Santé
La rééducation périnéale: briser le tabou
Pertes d’urine, descente de vessie, douleurs durant les relations sexuelles: la rééducation périnéale et pelvienne traite des problèmes de santé embarrassants pour les femmes et les hommes qui en souffrent.
Il est de ces maux dont on ne parle pas facilement, même à son médecin. Pour beaucoup de femmes, mais aussi d'hommes, les problèmes liés aux dysfonctions du plancher pelvien en font partie. On parle ici d'incontinence urinaire ou de douleurs génitales, de pertes de selles et de prolapsus génitaux (descente de vessie, d'utérus et de rectum). Ces symptômes apparaissent lorsque les muscles du plancher pelvien cessent de fonctionner correctement. Ces muscles jouent un rôle important dans le contrôle de l'urine, des gaz et des selles, le support des organes abdominaux et pelviens, en plus de contribuer au plaisir sexuel.
En quoi consiste la rééducation périnéale?
La rééducation périnéale vise à réapprendre à utiliser correctement les muscles du périnée et à renforcer les muscles affaiblis du plancher pelvien. Dans d'autres situations, elle interviendra sur des muscles trop tendus qui entraînent des difficultés à uriner ou à évacuer des selles, ou encore des douleurs lors des relations sexuelles. Comme ces muscles sont de type squelettique, la rééducation permet de les renforcer et de les entraîner grâce à certains exercices.
«On va travailler les mêmes muscles, mais de façon différente, explique Claudia Brown, physiothérapeute, directrice de la clinique Physio Cabrini et chargée de cours à l'Université McGill. On va adapter les exercices en fonction de la dysfonction et des symptômes.» Ainsi que du sexe du patient, même si les hommes restent peu nombreux à recourir à la rééducation. En effet, la majorité des patients sont des femmes aux prises avec de l'incontinence urinaire et, de plus en plus, des douleurs lors des relations sexuelles.
Au Québec, les exercices de rééducation périnéale et pelvienne sont conduits par des physiothérapeutes ayant reçu une formation spécifique. Ils sont environ 225 inscrits sur le site de l'Ordre des physiothérapeutes du Québec. Durant les premières séances, les physiothérapeutes proposent des exercices qui visent à identifier les muscles pelviens. Près de 30% des femmes n'arrivent pas à les contracter correctement au cours d'une première tentative. Lors des séances suivantes, les exercices miseront sur le renforcement, l'étirement et la détente des muscles, selon les dysfonctions identifiées. S'ajouteront souvent des thérapies manuelles, du biofeedback ou de l'électrostimulation. «Certaines femmes sont indépendantes et pourront poursuivre les exercices à la maison; mais pour d'autres, ça ne fonctionnera pas. Alors tant qu'à les superviser en clinique, je vais diversifier les interventions», souligne Mme Brown. Des traitements diversifiés devront aussi être utilisés avec certaines femmes, si les exercices s'avèrent insuffisants.
Rééducation manuelle
La rééducation manuelle consiste en un toucher vaginal - à un doigt ou à deux doigts - du thérapeute pour aider la patiente à prendre conscience de la localisation de ses muscles. La pression exercée sur le muscle vise à encourager sa contraction ou son étirement. « Par contre, dans les cas de douleurs lors des relations sexuelles, le toucher sera plus proche du massage, » explique Claudia Brown. Suivra l'insertion de godemichés pour favoriser l'étirement du muscle et préparer la patiente physiquement et mentalement à recevoir son partenaire.
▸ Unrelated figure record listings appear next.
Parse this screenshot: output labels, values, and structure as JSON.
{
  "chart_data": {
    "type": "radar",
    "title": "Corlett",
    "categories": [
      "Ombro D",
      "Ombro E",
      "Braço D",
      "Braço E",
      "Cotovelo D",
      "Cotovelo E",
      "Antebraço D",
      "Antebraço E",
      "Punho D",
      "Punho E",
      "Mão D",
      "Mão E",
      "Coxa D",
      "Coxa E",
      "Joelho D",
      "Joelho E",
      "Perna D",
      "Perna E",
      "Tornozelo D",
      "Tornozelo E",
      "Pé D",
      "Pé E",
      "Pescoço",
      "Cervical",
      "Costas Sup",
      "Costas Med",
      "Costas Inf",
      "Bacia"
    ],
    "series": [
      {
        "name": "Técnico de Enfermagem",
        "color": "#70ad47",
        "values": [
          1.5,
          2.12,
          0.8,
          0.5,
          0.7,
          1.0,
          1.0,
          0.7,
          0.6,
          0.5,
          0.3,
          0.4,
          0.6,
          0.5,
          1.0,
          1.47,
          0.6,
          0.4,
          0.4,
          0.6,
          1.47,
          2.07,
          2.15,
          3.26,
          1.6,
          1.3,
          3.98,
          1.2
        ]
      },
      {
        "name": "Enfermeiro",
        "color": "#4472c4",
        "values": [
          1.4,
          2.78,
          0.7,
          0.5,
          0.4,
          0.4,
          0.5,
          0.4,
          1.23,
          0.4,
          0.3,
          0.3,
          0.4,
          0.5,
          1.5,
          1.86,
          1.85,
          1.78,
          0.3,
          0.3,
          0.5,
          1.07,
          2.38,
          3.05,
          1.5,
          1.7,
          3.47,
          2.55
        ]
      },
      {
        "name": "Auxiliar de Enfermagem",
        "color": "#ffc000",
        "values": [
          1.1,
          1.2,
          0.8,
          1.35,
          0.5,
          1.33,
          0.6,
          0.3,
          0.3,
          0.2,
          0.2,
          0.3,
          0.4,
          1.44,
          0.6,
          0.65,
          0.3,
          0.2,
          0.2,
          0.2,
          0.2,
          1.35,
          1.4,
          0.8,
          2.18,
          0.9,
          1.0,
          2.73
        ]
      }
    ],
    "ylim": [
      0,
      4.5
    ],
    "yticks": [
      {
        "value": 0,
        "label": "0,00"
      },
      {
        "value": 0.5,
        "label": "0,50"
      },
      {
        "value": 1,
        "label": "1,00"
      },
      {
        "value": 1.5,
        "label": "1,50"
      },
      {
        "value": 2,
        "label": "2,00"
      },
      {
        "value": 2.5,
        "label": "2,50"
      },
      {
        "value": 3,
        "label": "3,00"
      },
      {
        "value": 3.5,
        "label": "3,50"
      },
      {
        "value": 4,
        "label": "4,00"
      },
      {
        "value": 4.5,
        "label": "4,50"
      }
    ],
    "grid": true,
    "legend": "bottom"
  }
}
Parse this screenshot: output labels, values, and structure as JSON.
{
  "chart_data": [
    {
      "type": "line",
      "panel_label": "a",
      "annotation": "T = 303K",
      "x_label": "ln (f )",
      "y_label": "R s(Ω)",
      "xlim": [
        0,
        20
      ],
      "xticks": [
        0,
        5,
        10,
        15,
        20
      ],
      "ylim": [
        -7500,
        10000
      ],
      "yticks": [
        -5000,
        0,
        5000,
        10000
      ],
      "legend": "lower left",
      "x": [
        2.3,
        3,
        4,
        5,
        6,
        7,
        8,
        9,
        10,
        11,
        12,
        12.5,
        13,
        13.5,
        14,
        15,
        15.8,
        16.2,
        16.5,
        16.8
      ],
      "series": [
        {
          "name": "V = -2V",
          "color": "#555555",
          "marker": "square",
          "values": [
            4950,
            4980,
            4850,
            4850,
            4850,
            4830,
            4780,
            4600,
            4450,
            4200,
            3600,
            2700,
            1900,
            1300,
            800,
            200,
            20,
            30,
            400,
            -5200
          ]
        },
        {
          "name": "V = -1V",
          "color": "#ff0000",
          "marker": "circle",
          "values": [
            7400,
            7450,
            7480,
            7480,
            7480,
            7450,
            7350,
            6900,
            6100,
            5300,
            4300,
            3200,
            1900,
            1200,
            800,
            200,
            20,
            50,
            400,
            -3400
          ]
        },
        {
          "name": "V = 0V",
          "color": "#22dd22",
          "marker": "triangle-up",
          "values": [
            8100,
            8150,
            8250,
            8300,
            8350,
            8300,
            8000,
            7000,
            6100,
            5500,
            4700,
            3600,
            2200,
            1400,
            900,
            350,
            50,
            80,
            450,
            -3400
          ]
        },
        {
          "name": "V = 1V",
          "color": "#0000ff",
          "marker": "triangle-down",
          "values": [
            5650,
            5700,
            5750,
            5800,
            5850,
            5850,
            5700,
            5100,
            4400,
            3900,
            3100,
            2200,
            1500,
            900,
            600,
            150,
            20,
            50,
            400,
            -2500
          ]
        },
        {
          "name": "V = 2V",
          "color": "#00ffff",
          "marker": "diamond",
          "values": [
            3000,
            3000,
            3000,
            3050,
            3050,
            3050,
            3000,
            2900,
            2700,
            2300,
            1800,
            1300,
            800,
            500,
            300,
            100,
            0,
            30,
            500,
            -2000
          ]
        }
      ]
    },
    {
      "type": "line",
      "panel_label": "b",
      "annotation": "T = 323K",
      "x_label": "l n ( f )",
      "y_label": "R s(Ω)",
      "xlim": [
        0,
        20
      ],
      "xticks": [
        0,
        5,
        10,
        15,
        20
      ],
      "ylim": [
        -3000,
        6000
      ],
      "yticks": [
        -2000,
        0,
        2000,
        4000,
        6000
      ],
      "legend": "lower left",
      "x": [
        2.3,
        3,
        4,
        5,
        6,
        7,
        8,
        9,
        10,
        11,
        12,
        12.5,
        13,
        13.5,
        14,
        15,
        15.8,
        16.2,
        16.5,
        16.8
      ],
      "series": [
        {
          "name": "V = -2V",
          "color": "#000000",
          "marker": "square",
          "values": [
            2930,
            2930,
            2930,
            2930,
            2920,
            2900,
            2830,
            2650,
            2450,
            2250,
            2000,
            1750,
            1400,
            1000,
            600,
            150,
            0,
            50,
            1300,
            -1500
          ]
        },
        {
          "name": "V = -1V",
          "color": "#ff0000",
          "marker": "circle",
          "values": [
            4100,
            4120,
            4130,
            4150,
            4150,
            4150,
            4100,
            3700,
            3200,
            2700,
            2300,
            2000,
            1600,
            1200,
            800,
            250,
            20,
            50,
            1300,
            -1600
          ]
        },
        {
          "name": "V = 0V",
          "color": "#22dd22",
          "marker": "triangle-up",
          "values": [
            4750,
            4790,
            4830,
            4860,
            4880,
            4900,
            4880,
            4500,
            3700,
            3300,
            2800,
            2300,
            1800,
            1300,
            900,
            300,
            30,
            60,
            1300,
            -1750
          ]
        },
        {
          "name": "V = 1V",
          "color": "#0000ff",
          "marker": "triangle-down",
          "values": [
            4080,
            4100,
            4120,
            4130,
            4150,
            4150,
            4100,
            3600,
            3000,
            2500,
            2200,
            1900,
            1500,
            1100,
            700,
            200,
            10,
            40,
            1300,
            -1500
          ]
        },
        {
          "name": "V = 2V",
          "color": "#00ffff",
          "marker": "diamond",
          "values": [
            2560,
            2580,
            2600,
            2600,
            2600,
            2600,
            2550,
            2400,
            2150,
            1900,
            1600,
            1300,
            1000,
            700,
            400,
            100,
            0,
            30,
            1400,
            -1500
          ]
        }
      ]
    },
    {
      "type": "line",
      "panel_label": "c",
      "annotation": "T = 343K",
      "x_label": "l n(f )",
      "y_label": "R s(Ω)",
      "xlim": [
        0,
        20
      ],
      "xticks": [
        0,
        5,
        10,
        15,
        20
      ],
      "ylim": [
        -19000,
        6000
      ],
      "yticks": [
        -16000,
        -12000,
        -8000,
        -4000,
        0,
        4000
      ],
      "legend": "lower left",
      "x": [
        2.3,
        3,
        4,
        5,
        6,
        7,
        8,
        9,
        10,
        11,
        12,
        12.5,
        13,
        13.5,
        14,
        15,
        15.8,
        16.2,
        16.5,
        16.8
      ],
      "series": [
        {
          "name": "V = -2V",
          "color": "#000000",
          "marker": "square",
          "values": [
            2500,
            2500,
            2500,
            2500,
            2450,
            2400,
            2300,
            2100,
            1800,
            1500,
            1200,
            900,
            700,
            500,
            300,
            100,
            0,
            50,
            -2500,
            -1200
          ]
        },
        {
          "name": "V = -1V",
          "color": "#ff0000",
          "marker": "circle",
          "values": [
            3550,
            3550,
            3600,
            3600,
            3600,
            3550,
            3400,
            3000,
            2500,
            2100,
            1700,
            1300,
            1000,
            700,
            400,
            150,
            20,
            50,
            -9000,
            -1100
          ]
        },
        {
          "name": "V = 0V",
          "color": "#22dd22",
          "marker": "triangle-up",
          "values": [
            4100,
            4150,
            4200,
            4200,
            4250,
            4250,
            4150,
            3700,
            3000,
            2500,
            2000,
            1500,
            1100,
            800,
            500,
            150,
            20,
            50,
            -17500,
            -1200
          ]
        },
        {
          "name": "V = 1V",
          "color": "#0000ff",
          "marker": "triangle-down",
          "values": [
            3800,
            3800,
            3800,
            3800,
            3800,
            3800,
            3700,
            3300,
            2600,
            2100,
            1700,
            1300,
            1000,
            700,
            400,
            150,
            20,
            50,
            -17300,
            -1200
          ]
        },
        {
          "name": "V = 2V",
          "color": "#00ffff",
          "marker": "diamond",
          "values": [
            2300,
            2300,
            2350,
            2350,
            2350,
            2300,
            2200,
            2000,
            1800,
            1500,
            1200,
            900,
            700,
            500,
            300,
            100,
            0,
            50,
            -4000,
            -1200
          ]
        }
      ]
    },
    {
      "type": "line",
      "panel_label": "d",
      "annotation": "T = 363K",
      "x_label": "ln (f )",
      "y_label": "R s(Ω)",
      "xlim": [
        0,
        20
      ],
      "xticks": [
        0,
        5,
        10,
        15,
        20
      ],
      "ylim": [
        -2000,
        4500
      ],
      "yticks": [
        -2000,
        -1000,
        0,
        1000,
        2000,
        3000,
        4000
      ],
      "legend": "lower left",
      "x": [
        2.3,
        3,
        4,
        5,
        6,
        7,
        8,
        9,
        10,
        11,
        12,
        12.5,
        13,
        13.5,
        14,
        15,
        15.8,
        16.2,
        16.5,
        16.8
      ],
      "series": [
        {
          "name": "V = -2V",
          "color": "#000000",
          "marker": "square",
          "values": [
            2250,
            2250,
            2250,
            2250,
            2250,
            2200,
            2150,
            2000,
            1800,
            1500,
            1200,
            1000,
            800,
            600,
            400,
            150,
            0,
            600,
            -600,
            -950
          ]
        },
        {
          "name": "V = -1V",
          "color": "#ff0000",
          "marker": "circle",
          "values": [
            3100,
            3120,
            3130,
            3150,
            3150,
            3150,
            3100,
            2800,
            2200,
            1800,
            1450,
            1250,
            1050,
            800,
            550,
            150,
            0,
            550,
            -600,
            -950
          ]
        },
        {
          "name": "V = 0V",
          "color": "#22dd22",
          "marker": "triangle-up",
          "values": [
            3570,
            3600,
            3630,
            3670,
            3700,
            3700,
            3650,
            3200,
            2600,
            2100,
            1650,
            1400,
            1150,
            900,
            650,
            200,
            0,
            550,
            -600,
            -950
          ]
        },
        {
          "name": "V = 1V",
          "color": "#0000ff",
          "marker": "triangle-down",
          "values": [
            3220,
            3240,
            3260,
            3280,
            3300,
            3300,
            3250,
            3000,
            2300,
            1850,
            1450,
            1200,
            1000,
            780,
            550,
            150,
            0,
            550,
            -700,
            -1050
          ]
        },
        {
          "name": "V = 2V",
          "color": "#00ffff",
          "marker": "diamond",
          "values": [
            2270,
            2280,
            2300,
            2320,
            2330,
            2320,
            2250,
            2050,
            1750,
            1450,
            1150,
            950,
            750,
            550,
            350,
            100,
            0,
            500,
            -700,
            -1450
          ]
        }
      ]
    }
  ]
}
Biofeedback et électrostimulation
Le biofeedback, ou rétroaction biologique, permet de visualiser les contractions musculaires sur un écran. « Les patientes apprennent ainsi plus rapidement à contracter ou à relâcher sélectivement les muscles du plancher pelvien, » estime Mme Brown.
L'électrostimulation consiste à utiliser des courants électriques pour stimuler la contraction musculaire. La technique comporte cependant des contre-indications, notamment pour les porteuses de stimulateur cardiaque; et il n'a pas été prouvé qu'elle est sans danger pour les femmes enceintes. Claudia Brown estime que la technique doit être utilisée avec précaution.
Rééducation périnéale: efficace pour tous?
Le traitement en rééducation dure généralement de 8 à 10 séances, à raison d'une ou deux séances par semaine. Malheureusement, il n'est pas efficace pour tous. «Et on ne peut pas savoir sur qui cela fonctionnera avant de faire l'essai», déplore Claudia Brown en précisant que des recherches indiquent un taux de succès de plus de 70% dans les cas d'incontinence urinaire. En cas d'insuccès, le gynécologue ou l'urologue pourra proposer d'autres solutions, médicamenteuses ou chirurgicales.